Enfureceu-se o Leão com o Leopardo que, à frente
de todo o povo, o acusara de traição, envergonhando-o
imensamente. Disse o rei a seus barões:
-Quem de vós quer lutar contra o Leopardo que me acusa
de traição? - Todos os barões se calaram até que
Da. Raposa disse estas palavras:
-Traição é coisa que muito aborrece a Deus,
e grande desonra traz a todo o povo ver seu soberano acusado de
traidor. Assim como o Leopardo causa grande desonra a seu senhor
e com isso se põe em perigo de morte, da mesma forma faz
grande honra a seu rei todo o barão que o queira limpar
de traição e que, para fazê-lo se lance em
combate, recebendo depois grande recompensa.

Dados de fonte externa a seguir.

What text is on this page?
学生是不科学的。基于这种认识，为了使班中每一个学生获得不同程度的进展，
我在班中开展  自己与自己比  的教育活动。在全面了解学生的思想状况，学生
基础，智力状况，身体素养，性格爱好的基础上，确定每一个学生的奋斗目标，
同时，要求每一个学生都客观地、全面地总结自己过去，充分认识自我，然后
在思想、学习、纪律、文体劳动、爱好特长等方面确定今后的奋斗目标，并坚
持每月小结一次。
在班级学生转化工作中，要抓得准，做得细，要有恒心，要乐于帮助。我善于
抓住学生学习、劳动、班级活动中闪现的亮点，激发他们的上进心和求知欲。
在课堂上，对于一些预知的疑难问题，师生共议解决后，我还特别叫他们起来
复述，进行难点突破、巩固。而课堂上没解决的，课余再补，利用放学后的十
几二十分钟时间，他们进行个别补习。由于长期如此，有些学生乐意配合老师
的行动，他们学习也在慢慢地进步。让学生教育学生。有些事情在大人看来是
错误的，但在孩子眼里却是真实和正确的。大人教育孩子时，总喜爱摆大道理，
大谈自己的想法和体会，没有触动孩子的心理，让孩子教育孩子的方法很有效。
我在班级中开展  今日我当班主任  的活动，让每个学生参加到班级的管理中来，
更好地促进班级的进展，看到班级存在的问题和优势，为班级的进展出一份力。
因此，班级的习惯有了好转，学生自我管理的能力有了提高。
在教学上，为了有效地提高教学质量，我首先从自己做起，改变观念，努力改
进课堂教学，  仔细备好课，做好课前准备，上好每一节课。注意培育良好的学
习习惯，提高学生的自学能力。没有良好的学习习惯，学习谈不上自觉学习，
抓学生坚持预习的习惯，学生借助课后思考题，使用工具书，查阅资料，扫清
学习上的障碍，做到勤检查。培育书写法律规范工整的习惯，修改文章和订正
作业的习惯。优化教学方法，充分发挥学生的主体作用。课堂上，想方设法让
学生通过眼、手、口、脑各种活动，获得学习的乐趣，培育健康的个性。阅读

Pela grande desonra que o rei padecia ao ser acusado de traição
pelo Leopardo, e porque a Onça irritara-se contra este que
fora mais honrado do que ela pelo rei dos homens - a Onça
decidiu combatê-lo e limpar o rei da traição.

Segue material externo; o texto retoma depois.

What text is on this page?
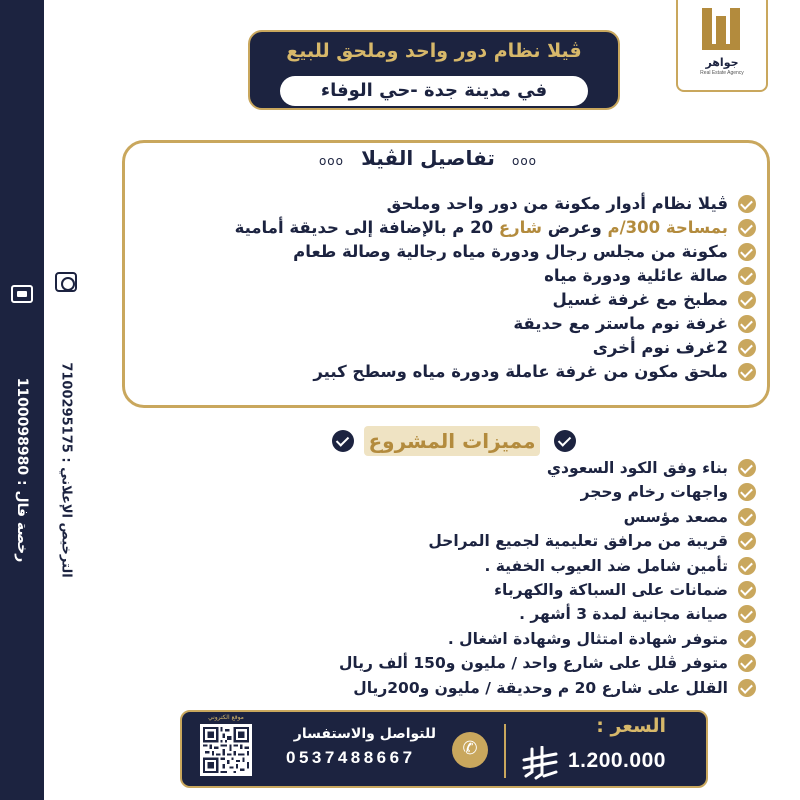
رخصة فال : 1100098980
الترخيص الإعلاني : 7100295175
جواهر
Real Estate Agency
ڤيلا نظام دور واحد وملحق للبيع
في مدينة جدة -حي الوفاء
ooo تفاصيل الڤيلا ooo
ڤيلا نظام أدوار مكونة من دور واحد وملحق
بمساحة 300/م وعرض شارع 20 م بالإضافة إلى حديقة أمامية
مكونة من مجلس رجال ودورة مياه رجالية وصالة طعام
صالة عائلية ودورة مياه
مطبخ مع غرفة غسيل
غرفة نوم ماستر مع حديقة
2غرف نوم أخرى
ملحق مكون من غرفة عاملة ودورة مياه وسطح كبير
مميزات المشروع
بناء وفق الكود السعودي
واجهات رخام وحجر
مصعد مؤسس
قريبة من مرافق تعليمية لجميع المراحل
تأمين شامل ضد العيوب الخفية .
ضمانات على السباكة والكهرباء
صيانة مجانية لمدة 3 أشهر .
متوفر شهادة امتثال وشهادة اشغال .
متوفر ڤلل على شارع واحد / مليون و150 ألف ريال
القلل على شارع 20 م وحديقة / مليون و200ريال
السعر :
1.200.000
✆
للتواصل والاستفسار
0537488667
موقع الكتروني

Todavia, doía-lhe a consciência, pois sabia que o
rei perpetrara perfídia e engano contra o Leopardo, que
lealmente o servira durante toda a vida.
Para o campo de batalha foram o Leopardo e a Onça, clamando
o povo:
-Agora aparecerá o vencedor, a verdade ou a mentira!

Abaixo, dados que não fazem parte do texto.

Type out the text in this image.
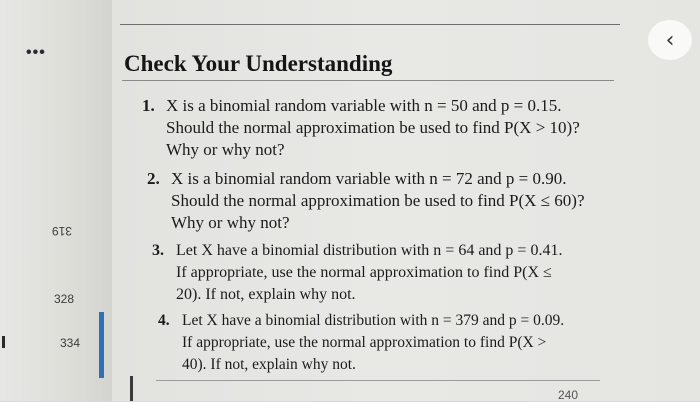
•••	‹
Check Your Understanding
319
328
334
1. X is a binomial random variable with n = 50 and p = 0.15.
Should the normal approximation be used to find P(X > 10)?
Why or why not?
2. X is a binomial random variable with n = 72 and p = 0.90.
Should the normal approximation be used to find P(X ≤ 60)?
Why or why not?
3. Let X have a binomial distribution with n = 64 and p = 0.41.
If appropriate, use the normal approximation to find P(X ≤
20). If not, explain why not.
4. Let X have a binomial distribution with n = 379 and p = 0.09.
If appropriate, use the normal approximation to find P(X >
40). If not, explain why not.
240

O Galo perguntou à Serpente quem lhe parecia que havia
de vencer o combate; ao que ela respondeu:
-Decidiu-se o combate para que a verdade confunda e destrua a
falsidade. Deus é a verdade. Todo aquele que sustenta a
falsidade luta contra Deus e contra a verdade.
Estas palavras, ditas sigilosamente ao Galo pela Serpente, chegaram
ao Leopardo e à Onça; grande consolo delas tirou
o Leopardo; já a Onça, abatida de escrúpulos
e tristeza, teve medo de que os pecados do rei se tornassem causa
de sua desonra e morte. [13]
O combate arrastou-se por todo aquele dia, até a hora das
completas. [14] A Onça defendia-se furiosamente do Leopardo,
a quem teria vencido e morto, se não a atormentassem os
remorsos. Quanto ao Leopardo, sustentavam-no a verdade e o ódio
contra o rei, animando-o quando pensava desfalecer; tão
forte sentia-se, confiado de sua boa razão, [15] que dava
mostras de que nada poderia vencê-lo. Por fim, venceu ele
a Onça, obrigando-a a dizer diante de toda a corte que o
rei, seu senhor, era falso e traidor. O combate deixou o rei extremamente
confuso e envergonhado. O Leopardo matou a Onça, e todo
o povo se envergonhou com a desonra de seu senhor.
Tamanha foi a vergonha e o embaraço do Leão à frente
de seu povo e tomou-se de tanto ódio contra o Leopardo que
a tal ponto o desonrara, que se não pôde conter e
diante de todos matou o Leopardo, já exausto e incapaz de
defender-se. Sentiram-se todos os presentes enganados com o crime
cometido pelo rei, e cada um passou a desejar submeter-se a outro
soberano, pois é coisa muitíssimo perigosa a um povo
sujeitar-se a um rei injusto, colérico e traidor.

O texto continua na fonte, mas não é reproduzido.